High Court: €17,500 awarded to cleaner for moderate contact dermatitis sustained at work

High Court: €17,500 awarded to cleaner for moderate contact dermatitis sustained at work

The High Court has awarded €17,500 in general damages to a cleaner who gradually developed contact dermatitis on her hands through exposure to chemical cleaning substances at work.

Delivering judgment for the High Court, Ms Justice Nuala Jackson determined that “the dermatitis in this instance included both hands but that, with treatment, a full recovery is to be expected. The intensity of the condition has clearly significantly diminished over time as was observed at hearing.”

Background

The plaintiff was employed by the defendant as a cleaner in a factory premises until 2019, when she resigned having developed contact dermatitis on both of her hands sometime in May 2017. 

In August 2020, the plaintiff instituted proceedings seeking damages in respect of her injuries, claiming that she was regularly exposed to strong cleaning chemicals and had been supplied with inadequate gloves which failed to protect her from same.

By the time that the case came on for hearing, issues concerning the quantum of loss, the plaintiff’s non-compliance with s.8 of the Civil Liability and Courts Act 2004 (as amended), causation and whether the plaintiff’s claim was statute-barred remained live.

The High Court

The High Court considered s.8 of the 2004 Act which states that where a plaintiff in a personal injuries action fails to serve a written notice on the alleged wrongdoer stating the nature of the wrong alleged against it before the expiration of two months from the date of the cause of action, or as soon as practicable thereafter, the court can draw such inferences as appear proper and make no order as to costs or can deduct an appropriate amount from costs awarded to the plaintiff.

Finding that non-compliance with s.8 was not denied by the plaintiff, Ms Justice Jackson confirmed that she would consider this failure in the context of any costs application in the matter before her.

Turning to the issue of whether the plaintiff’s claim was statute-barred, Ms Justice Jackson found that in order for the plaintiff’s claim to be statute-barred her knowledge of her cause of action must have accrued before 4 April 2017, taking into account the statutory period of disapplication of time during her application to the Personal Injuries Assessment Board (PIAB).

The judge heard medical evidence and the plaintiff’s evidence on this issue, finding that there was minor symptomology prior to 4 April 2017. However, the court noted that s.2(1) of the Statute of Limitations (Amendment) Act 1991 makes it clear that time runs from the plaintiff’s date of knowledge (if later) of inter alia their injury, the significance thereof, that the injury was wholly or partly attributable to the act or omission alleged to constitute negligence, nuisance or breach of duty and the identity of the defendant.
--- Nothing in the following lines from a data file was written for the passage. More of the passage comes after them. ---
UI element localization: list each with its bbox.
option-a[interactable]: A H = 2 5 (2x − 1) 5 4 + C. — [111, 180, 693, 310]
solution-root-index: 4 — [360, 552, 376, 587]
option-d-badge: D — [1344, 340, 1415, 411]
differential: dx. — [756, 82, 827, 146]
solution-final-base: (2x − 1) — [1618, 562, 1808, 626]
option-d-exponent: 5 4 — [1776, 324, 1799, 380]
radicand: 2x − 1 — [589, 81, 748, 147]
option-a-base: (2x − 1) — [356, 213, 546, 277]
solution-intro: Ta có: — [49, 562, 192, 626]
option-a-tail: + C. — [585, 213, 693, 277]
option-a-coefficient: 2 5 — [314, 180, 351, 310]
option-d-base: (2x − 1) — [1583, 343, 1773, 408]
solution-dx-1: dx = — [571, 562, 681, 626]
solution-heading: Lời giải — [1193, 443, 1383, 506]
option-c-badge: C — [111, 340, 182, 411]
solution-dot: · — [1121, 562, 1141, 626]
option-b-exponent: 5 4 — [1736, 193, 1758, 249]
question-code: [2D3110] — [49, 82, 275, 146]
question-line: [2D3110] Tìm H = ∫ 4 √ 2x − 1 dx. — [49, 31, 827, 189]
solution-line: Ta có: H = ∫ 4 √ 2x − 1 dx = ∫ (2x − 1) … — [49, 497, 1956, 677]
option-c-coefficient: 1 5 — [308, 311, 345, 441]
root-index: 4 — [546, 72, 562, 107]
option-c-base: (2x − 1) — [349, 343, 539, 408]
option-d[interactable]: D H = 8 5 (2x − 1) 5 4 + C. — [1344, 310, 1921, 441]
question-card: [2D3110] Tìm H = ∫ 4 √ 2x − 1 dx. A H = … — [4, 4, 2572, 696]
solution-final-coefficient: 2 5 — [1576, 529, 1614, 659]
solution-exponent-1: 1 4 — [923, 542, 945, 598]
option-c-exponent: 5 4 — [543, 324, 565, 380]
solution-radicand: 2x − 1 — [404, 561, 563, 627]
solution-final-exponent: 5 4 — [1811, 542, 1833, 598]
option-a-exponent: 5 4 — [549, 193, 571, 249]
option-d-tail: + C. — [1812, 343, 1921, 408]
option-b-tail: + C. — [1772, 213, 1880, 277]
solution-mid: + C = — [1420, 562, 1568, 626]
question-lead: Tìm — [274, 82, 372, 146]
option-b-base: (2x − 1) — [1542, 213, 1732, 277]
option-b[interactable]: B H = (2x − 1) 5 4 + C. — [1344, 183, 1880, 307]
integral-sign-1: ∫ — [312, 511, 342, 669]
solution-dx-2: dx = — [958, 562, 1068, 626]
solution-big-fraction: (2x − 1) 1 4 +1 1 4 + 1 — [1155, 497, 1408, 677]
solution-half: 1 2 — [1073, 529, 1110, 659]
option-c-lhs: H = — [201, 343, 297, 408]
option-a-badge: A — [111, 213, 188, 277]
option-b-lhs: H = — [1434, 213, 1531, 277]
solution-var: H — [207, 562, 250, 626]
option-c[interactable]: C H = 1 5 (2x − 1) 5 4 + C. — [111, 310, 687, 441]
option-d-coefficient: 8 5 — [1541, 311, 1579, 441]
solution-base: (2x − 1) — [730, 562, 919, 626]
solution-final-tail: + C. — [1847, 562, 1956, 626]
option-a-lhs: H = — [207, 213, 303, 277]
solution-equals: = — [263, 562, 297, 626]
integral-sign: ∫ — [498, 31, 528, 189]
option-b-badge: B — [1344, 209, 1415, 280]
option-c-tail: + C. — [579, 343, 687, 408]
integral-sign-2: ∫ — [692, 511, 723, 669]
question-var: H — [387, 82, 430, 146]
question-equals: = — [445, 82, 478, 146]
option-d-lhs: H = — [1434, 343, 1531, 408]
The court also highlighted the provisions of s.2(2) of the 1991 Act which deems ‘knowledge’ to be that which a plaintiff might reasonably have been expected to acquire from facts observable or ascertainable by them or with the help of medical or other expert advice.

Ms Justice Jackson determined that the plaintiff did know of her injury prior to April 2017, relying on the test in Whitely v. Minister for Defence [1998] 4 IR 442 as supporting the application of a partly subjective and partly objective test in respect of when the plaintiff realised her injury was significant.

The court stated the test to be applied as follows: “(a) The subjective test – what was the state of mind of the Plaintiff at the particular time in terms of the significance of the injury? (b) The objective element – ought the particular plaintiff at the particular time reasonably to have sought medical or other expert advice having regard to the symptoms from which she was suffering and the other circumstances in which she then found herself?”

Finding that the plaintiff was not subjectively aware before April 2017 that the redness and dryness on her hands was sufficiently serious to justify the institution of proceedings or to warrant medical advice in respect of same, Ms Justice Jackson also disagreed that the plaintiff could be imputed with constructive knowledge at an earlier date. 

As to causation, the court found it “amply clear from the evidence that the plaintiff’s injuries were occasioned” by the admitted breaches of duty of the defendant.

Turning to the issue of quantum of loss, Ms Justice Jackson found the plaintiff’s evidence unsatisfactory in that regard and noted that the plaintiff’s GP had not appeared to consider referral to a specialist to be necessary, rather the referral had been requested by the plaintiff’s solicitor. 

The judge also considered that the plaintiff’s evidence in relation to her work opportunities was unsatisfactory as there were many ‘dry’ employments which did not mandate the use of chemicals which were available to her and found the plaintiff’s contentions as to the interference with her family life caused by her injuries “somewhat incomprehensible”.

Nonetheless, the court determined that the plaintiff’s injuries were at the upper levels of moderate intensity with full recovery expected and that the plaintiff was in a position to resume appropriate employment no later than January 2021.

Conclusion

Accordingly, the High Court awarded €17,500 in general damages for the plaintiff’s injuries by reference to the Book of Quantum, and put the matter back to a later date for the calculation of special damages and for the hearing of costs applications.